Saturday 27th of April 2024

Take a step towards your own creative light... (Robert Bosler)

This is not just a book. This is a document nailed to the hall of Australian history.

Author Margo Kingston's 'Not Happy, John' is a snapshot of the national moment. We needed it. Our country's children will be able to look back on this moment and see whether we learned, which path we took.

For all the effort taken in writing it, and for all the damage it uncovers, there is cause for hope. We must view this work in that light.

I am hopeful in that now that we have been given this gift of knowledge, we can each in our own way take a step towards the light. That it exists is cause for hope. That it is charting is tremendous cause.

You go girl.

And thank you.

Personally, my first impression is that this book is eminently readable. That surprised me, because I held with trepidation the nature of the subject matter, and wondered silently if I could as a citizen play a role in its understanding. No problem, the book rollocks along and the complex was made easy. There is an art to that and it is appreciated in this work.

The giving of it was served in considerate courses, dressed warmly and passionately and satisfying long after.
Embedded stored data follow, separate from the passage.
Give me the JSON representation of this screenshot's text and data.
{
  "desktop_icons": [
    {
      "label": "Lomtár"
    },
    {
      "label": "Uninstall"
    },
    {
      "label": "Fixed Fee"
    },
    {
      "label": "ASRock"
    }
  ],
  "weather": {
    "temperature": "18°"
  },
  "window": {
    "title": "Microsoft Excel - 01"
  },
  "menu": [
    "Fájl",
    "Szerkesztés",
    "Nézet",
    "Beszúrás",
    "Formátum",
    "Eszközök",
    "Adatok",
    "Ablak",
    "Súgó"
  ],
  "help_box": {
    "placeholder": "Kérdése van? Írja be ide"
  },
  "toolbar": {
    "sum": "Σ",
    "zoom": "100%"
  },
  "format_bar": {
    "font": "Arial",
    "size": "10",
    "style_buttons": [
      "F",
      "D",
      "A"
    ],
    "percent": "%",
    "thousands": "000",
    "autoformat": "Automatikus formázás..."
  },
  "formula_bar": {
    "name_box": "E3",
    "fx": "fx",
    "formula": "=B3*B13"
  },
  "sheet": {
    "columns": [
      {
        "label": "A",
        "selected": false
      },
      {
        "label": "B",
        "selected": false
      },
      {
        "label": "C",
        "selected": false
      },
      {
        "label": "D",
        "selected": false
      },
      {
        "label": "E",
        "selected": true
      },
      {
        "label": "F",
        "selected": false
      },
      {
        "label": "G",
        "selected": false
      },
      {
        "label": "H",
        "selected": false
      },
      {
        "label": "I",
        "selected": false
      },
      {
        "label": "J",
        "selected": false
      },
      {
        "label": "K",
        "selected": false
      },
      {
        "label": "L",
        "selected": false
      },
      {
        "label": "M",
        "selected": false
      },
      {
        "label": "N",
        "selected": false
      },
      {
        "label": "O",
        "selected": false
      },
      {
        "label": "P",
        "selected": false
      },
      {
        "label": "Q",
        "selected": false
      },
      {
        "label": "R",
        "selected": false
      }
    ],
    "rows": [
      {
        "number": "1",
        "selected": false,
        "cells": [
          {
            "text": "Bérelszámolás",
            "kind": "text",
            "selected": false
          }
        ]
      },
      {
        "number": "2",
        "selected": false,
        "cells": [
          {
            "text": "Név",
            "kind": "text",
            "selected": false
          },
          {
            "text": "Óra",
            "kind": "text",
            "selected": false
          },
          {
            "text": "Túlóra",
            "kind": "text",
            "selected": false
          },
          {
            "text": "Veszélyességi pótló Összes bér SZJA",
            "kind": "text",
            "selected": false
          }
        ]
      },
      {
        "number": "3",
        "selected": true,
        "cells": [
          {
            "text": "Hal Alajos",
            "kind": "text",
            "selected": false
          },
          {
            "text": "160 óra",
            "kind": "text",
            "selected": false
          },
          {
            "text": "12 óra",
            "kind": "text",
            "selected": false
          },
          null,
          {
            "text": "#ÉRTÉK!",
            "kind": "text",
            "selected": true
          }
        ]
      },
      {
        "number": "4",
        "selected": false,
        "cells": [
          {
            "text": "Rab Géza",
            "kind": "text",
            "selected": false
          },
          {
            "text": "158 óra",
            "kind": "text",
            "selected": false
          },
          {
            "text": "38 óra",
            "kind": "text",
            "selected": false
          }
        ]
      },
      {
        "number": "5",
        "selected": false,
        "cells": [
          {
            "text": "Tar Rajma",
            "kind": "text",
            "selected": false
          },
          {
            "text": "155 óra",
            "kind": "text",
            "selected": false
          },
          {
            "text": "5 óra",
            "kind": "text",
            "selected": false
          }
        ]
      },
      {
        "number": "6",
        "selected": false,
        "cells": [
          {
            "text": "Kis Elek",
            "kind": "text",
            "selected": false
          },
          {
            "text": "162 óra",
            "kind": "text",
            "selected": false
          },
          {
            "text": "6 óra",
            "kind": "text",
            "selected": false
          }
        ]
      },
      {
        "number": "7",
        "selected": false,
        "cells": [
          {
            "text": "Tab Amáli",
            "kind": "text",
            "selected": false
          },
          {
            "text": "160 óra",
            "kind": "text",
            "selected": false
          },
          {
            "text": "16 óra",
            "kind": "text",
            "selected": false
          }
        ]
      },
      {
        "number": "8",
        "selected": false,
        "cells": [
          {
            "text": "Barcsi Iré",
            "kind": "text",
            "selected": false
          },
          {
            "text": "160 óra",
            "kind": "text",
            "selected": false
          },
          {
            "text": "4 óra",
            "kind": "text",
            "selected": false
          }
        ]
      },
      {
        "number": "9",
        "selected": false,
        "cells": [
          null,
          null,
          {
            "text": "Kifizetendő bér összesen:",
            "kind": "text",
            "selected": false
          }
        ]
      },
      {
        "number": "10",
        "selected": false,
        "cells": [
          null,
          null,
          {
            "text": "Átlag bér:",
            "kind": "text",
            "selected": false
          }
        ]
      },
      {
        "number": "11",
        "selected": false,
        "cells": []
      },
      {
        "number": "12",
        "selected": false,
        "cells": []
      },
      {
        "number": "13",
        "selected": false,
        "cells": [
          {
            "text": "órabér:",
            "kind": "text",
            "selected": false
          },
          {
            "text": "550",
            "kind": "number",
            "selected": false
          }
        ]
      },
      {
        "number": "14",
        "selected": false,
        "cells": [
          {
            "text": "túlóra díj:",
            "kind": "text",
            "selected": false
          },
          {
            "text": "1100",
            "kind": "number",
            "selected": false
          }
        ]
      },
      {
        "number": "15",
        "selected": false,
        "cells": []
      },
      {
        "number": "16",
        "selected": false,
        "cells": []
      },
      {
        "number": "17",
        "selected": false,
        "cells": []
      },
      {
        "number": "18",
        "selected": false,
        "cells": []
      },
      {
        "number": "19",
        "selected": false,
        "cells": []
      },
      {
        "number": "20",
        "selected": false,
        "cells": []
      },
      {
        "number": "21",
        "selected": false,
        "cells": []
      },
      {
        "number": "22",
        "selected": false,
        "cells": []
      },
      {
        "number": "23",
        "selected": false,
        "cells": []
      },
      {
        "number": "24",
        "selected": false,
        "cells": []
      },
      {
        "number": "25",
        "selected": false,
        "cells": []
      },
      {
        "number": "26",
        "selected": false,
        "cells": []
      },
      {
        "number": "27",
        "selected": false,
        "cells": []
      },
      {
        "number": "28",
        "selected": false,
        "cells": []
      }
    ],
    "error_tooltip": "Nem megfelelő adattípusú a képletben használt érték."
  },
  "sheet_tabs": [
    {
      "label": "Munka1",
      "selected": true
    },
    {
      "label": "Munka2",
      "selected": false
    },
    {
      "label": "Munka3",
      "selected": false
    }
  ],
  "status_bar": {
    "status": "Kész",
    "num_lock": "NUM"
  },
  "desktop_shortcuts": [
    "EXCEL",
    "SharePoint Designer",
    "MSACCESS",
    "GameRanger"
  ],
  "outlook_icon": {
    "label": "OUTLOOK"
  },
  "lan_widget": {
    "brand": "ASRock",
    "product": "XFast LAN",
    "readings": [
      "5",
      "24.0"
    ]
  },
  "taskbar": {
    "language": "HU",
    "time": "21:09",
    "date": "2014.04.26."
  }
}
It is fare to be enjoyed with friends.

The overall power of it, and what is personally exciting, is the spirit in which it has been created. There was an absence of ego in the making of this document. So utterly rare. Remember it for that as well.

Rather, Margo Kingston has seemed to have taken stock of her professional career, stopped right there, and looked into the future. You could sense she knew the options she would be denying herself in writing this. 'Not Happy, John' is written with the tears of her own professional sacrifice, and this gift of spirit shone in her throwing open the pages and allowing the voices of the equally spirited Jack Robertson, Antony Loewenstein, Harry Heidelberg and many others to live there as well. I found the occasion of all these Webdiary writers in the work not only educational and edifying but touching and inspiring. It brought a rare quality to the project - a particularly Australian quality, also, in this embrace, in this sense of inclusivity.

That it speaks genuinely for the true Australia is evidenced by that very fact alone.

With this 300 hundred words, may I finish with a public request, and that is to not be given to seeing this as an anti-Howard document. The book is clearly not, though Howard himself has made this an easy trap. This document is far, far more than about the Howard of the day.

It is about our future.

May we pause in the future and look back on this national moment, and be thankful. And let us remember the rare courage of the author as we now take the clearer steps forward to what we each must do.